Em Portugal, o aborto é legal até à décima semana de gestação (10 semanas + 6 dias), calculadas a partir da data da última menstruação, por opção da mulher, segundo o Serviço Nacional de Saúde. É obrigatório que haja um período de reflexão de três dias e uma consulta de aconselhamento, onde há a possibilidade de ser ouvido o batimento cardíaco do feto. O aborto está também presente no Código Penal. Caso este seja realizado fora do prazo previsto, pode haver uma punição de até três anos de prisão, quer para a mulher que interrompeu a gravidez, quer para o médico que realizou o procedimento.
Esta não é a realidade para todas as mulheres. Ainda há bastantes países onde a IVG é apenas legal quando a saúde da grávida está em risco, quando a gravidez resulta de uma violação ou há uma má formação do feto. Ao contrário do que se pode supor, esta luta pelo acesso livre e legal ao aborto ainda está longe de ser vencida e a liberdade de escolha das mulheres sobre os seus próprios corpos ainda sofre dano.
Em 2022, o Supremo Tribunal dos EUA revogou a lei Roe contra Wade, que protegia a liberdade individual das mulheres grávidas e garantia a opção de fazer um aborto sem alguma restrição governamental. Este retrocesso não reverteu automaticamente o direito ao aborto no país, mas abriu a possibilidade legal dos estados abolirem esse direito de forma independente. Por outro lado, a França, em resposta a esta revisão, tornou o aborto um direito legal previsto na Constituição, sendo então o primeiro país onde isto se verifica. Em 2023, a Espanha ampliou o direito para a IVG, onde jovens de 16 e 17 anos podem fazê-lo sem a autorização dos pais.
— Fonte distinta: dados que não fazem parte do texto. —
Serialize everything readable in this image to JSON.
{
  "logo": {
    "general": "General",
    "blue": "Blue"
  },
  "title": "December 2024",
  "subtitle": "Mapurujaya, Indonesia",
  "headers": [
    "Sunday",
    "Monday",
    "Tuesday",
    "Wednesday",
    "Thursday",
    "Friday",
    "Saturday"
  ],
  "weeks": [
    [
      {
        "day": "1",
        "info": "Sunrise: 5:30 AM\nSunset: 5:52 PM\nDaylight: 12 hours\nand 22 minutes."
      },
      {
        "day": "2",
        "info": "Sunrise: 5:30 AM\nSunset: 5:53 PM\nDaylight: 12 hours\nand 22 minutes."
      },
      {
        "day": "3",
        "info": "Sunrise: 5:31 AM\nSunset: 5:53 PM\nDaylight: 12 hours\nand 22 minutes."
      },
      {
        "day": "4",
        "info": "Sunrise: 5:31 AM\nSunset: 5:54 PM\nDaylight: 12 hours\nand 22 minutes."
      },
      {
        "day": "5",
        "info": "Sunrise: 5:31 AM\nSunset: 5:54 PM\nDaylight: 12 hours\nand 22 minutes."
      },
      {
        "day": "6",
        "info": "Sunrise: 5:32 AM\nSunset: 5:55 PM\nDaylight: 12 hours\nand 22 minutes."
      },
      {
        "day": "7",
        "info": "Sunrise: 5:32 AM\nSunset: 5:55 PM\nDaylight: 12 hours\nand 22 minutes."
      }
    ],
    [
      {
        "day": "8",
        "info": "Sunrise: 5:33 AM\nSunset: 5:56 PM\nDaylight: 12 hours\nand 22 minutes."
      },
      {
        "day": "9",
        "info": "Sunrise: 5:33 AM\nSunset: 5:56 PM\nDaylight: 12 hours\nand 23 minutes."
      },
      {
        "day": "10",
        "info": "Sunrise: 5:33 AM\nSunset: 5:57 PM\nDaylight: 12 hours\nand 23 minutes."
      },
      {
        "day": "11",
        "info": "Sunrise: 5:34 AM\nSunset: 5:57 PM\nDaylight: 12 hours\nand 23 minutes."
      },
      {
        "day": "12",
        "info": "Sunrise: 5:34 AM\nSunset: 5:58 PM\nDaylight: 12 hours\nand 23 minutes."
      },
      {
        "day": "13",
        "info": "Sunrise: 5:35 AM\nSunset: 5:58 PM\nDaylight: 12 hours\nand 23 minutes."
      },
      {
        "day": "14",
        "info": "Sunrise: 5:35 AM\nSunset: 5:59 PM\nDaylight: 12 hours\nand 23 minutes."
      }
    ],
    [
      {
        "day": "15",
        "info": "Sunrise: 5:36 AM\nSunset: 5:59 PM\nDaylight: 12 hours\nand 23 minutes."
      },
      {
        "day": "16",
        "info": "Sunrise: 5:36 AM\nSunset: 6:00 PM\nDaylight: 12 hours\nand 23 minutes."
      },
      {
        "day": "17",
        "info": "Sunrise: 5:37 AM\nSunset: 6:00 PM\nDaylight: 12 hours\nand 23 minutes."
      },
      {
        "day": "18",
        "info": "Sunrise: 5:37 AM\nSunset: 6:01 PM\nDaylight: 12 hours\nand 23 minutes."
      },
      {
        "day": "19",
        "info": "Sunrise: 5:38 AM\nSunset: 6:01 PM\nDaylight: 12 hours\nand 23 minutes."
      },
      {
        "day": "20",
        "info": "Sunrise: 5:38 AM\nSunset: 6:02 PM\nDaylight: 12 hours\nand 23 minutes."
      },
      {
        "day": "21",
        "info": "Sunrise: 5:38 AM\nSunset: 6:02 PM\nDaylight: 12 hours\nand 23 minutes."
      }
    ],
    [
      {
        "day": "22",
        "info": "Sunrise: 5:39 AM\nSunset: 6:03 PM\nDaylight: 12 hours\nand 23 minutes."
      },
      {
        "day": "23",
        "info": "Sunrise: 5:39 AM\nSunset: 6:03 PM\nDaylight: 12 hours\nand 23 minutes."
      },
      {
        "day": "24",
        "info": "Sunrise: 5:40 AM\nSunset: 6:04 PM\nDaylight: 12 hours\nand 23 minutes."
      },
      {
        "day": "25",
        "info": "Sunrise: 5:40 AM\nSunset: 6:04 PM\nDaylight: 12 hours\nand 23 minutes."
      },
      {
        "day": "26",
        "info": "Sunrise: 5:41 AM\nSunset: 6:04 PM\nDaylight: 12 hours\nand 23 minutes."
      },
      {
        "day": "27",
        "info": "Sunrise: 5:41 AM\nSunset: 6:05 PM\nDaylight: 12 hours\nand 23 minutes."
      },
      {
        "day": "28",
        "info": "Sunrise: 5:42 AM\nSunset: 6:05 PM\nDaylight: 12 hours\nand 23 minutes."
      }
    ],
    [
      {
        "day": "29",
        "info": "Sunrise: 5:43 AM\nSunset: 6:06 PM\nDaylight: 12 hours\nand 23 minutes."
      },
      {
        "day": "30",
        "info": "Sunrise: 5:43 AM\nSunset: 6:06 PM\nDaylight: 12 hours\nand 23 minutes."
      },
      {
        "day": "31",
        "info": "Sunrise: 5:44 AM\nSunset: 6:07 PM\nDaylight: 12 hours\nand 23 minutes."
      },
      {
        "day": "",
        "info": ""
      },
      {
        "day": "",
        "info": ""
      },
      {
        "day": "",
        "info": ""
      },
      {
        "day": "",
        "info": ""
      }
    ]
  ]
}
Porque é que ainda há governos e pessoas que acham que este procedimento deve apenas ser legal quando há sofrimento por parte da mulher? Onde está o direito de escolha, de consentimento? Não será digno da própria pessoa poder decidir se quer passar por nove meses de gravidez e pelo parto, ambas situações severas para o seu corpo? Especialmente quando há tantas provas de que o aborto é uma medida de saúde pública e pode salvar a vida de imensas mulheres. Ou a vida só interessa quando é um feto?
O que parece que os “defensores da vida” não sabem é que a ilegalização do aborto não significa que as grávidas que querem interromper a gravidez o deixem de fazer. Isto só faz com que as mulheres optem por métodos caseiros e muito mais perigosos para a sua saúde ou optem por viajar para realizar o procedimento.
A verdade é que estudos comprovam que a vasta maioria das mulheres que interrompeu a gravidez não se arrepende dessa decisão. Em 2015, um estudo da Advancing New Standards in Reproductive Health (ANSIRH) concluiu que 99% das mulheres que tinham abortado, três anos antes, afirmaram ter sido a decisão correta.
A luta pela liberdade de escolha e pelo acesso livre a esta medida de saúde ainda parece longe de estar concluída. Não podemos deixar passar despercebidos estes ataques aos direitos das mulheres e devemos exigir uma descriminalização do aborto e uma maior simplicidade no procedimento, sem que haja uma recriminação das mulheres que o realizam.